POLICE have quizzed the organiser of a Facebook group set up to name and shame convicted paedophiles.
And the man targeted by police claims officers demanded access to computers and said the group needed to be shut down.
The visit by police came just hours after the Evening Mail ran the story about the Facebook group Tuesday.
Despite the crackdown organisers remain defiant and are vowing to continue their fight to protect children.
The group was set up just over two weeks ago in Barrow and already has more than 1,700 members.
The group ‘names and shames’ offenders across South Cumbria, telling followers where they live and what they have done.
A leading detective branded the site as “inappropriate”, claiming it could create more danger to the public by forcing offenders underground.
Group organisers hit back saying they were not doing anything illegal but simply running a legitimate group to protect children and keep parents informed.
John Wright, 43, who set up the group, says police turned up at his Salthouse Road home, Barrow, at 3.30pm on Tuesday.
The security guard said: “They came to my house demanding the page was shut down.”
Ian Craig, another administrator of the group, claims that he was also visited by police.
He said: “I’m not a happy person.
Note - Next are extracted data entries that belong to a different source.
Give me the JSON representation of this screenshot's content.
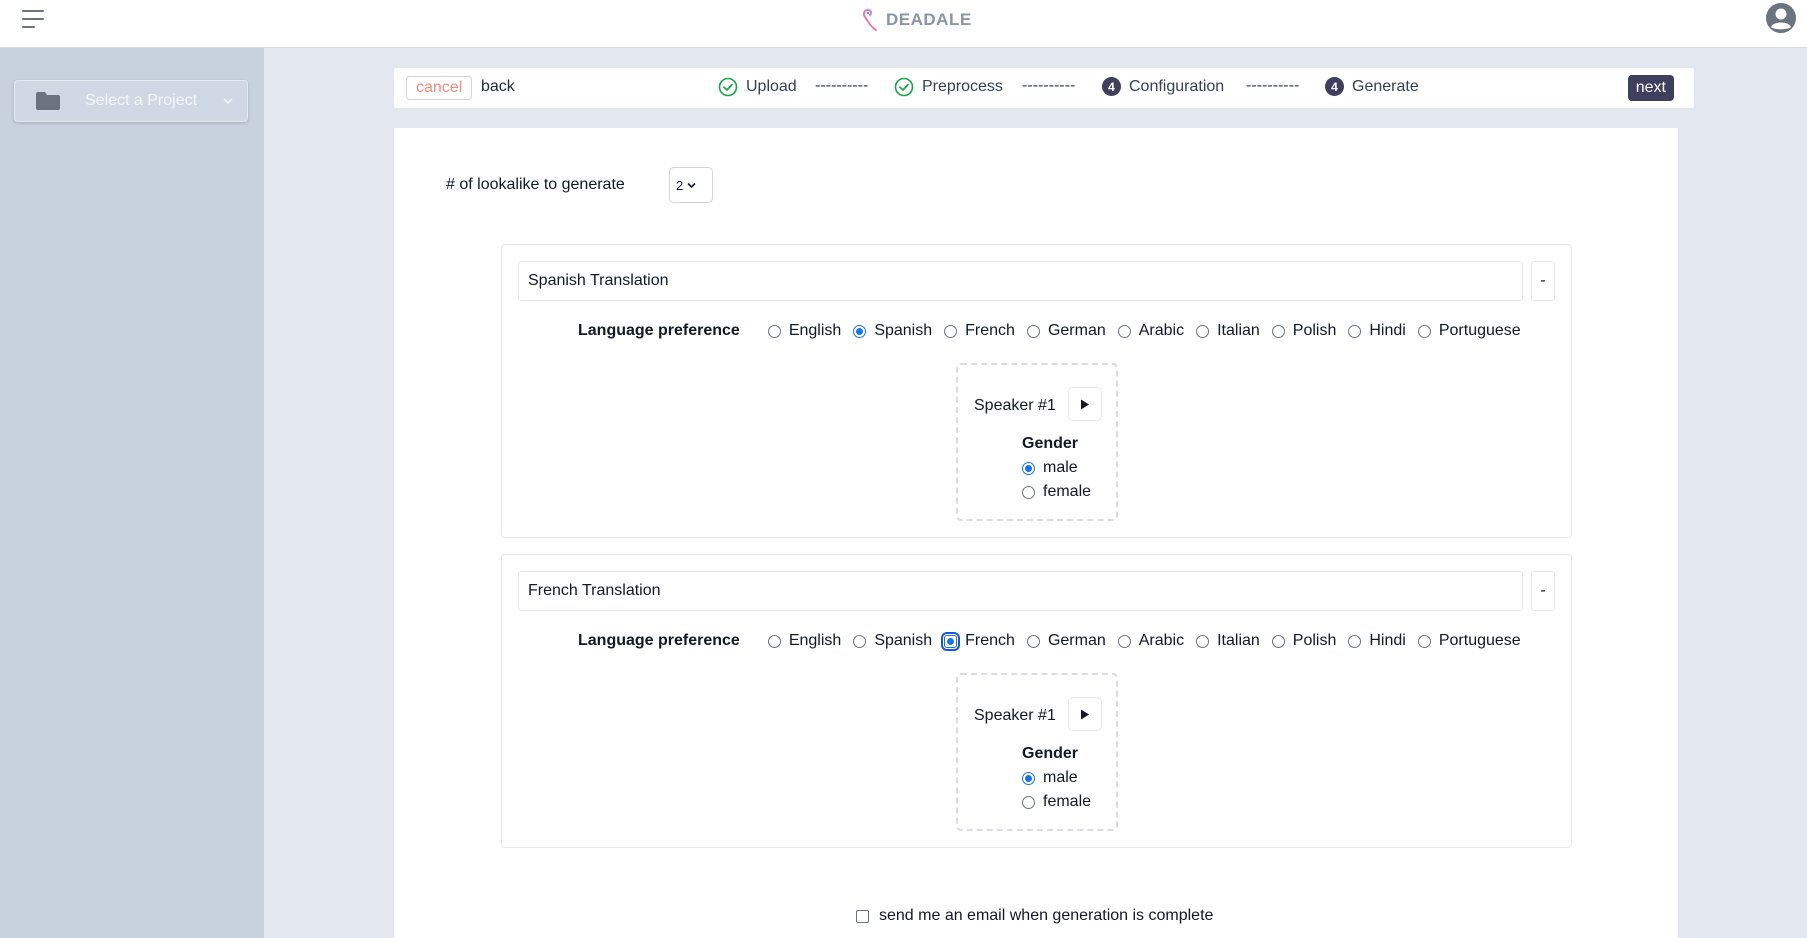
{
  "app": {
    "brand": "DEADALE"
  },
  "sidebar": {
    "project_select": "Select a Project"
  },
  "stepper": {
    "cancel_label": "cancel",
    "back_label": "back",
    "next_label": "next",
    "separator": "----------",
    "steps": [
      {
        "label": "Upload",
        "status": "done"
      },
      {
        "label": "Preprocess",
        "status": "done"
      },
      {
        "label": "Configuration",
        "status": "current",
        "badge": "4"
      },
      {
        "label": "Generate",
        "status": "pending",
        "badge": "4"
      }
    ]
  },
  "config": {
    "lookalike_label": "# of lookalike to generate",
    "lookalike_value": "2"
  },
  "translations": [
    {
      "title": "Spanish Translation",
      "remove_label": "-",
      "language_label": "Language preference",
      "languages": [
        "English",
        "Spanish",
        "French",
        "German",
        "Arabic",
        "Italian",
        "Polish",
        "Hindi",
        "Portuguese"
      ],
      "selected_language": "Spanish",
      "speaker": {
        "title": "Speaker #1",
        "gender_label": "Gender",
        "options": [
          "male",
          "female"
        ],
        "selected": "male"
      }
    },
    {
      "title": "French Translation",
      "remove_label": "-",
      "language_label": "Language preference",
      "languages": [
        "English",
        "Spanish",
        "French",
        "German",
        "Arabic",
        "Italian",
        "Polish",
        "Hindi",
        "Portuguese"
      ],
      "selected_language": "French",
      "speaker": {
        "title": "Speaker #1",
        "gender_label": "Gender",
        "options": [
          "male",
          "female"
        ],
        "selected": "male"
      }
    }
  ],
  "email_notify": {
    "label": "send me an email when generation is complete",
    "checked": false
  },
  "colors": {
    "accent": "#3d3f5c",
    "success": "#16a34a",
    "radio": "#1a73e8",
    "cancel": "#f28b82"
  }
}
I was woken by police wanting to check my computer for any activities regarding this page.
“I have shown them everything on here is non-violent to anyone named and shamed.
“It’s a group that likes to protect their kids, they have told me to delete myself from this page, which I won’t do.”
Keilly Devlin, a 37-year-old mum-of-three, from Barrow, is also a site administrator.
She said: “I’m really upset and frustrated that the police have acted in the way they have.
“I say stand up, stand proud – we have done nothing wrong.”
A Cumbria police spokesman said: “Police officers visited a man in Barrow yesterday to provide advice following concerns about an inappropriate Facebook discussion group about alleged offenders.
“The comments on that group are unregulated and the information may be incorrect and extremely harmful.
“The man was provided with advice and urged to take down the site which could compromise the monitoring programme that police and partners operate, 24/7, to manage the risks of offenders living in our communities.
Police also explained that this could have a negative impact on public safety.
“The visit was purely to provide advice. There were no searches and computers were not seized.”
A Facebook spokesman said the social network was “highly self-regulating”, and people can and do report content that they find questionable or offensive.
He added there are clear rules to make sure the content and opinions don’t go completely unchecked, adding: “We take our rules very seriously, and act quickly when they are broken.”
In relation to the Barrow group the spokesman said: “ The group did not violate our policies – there is a clear message on the group that tells members of the purpose of the group, which is non-violent.
“If the police has legal reasons to take the group down, they should contact directly our security team.”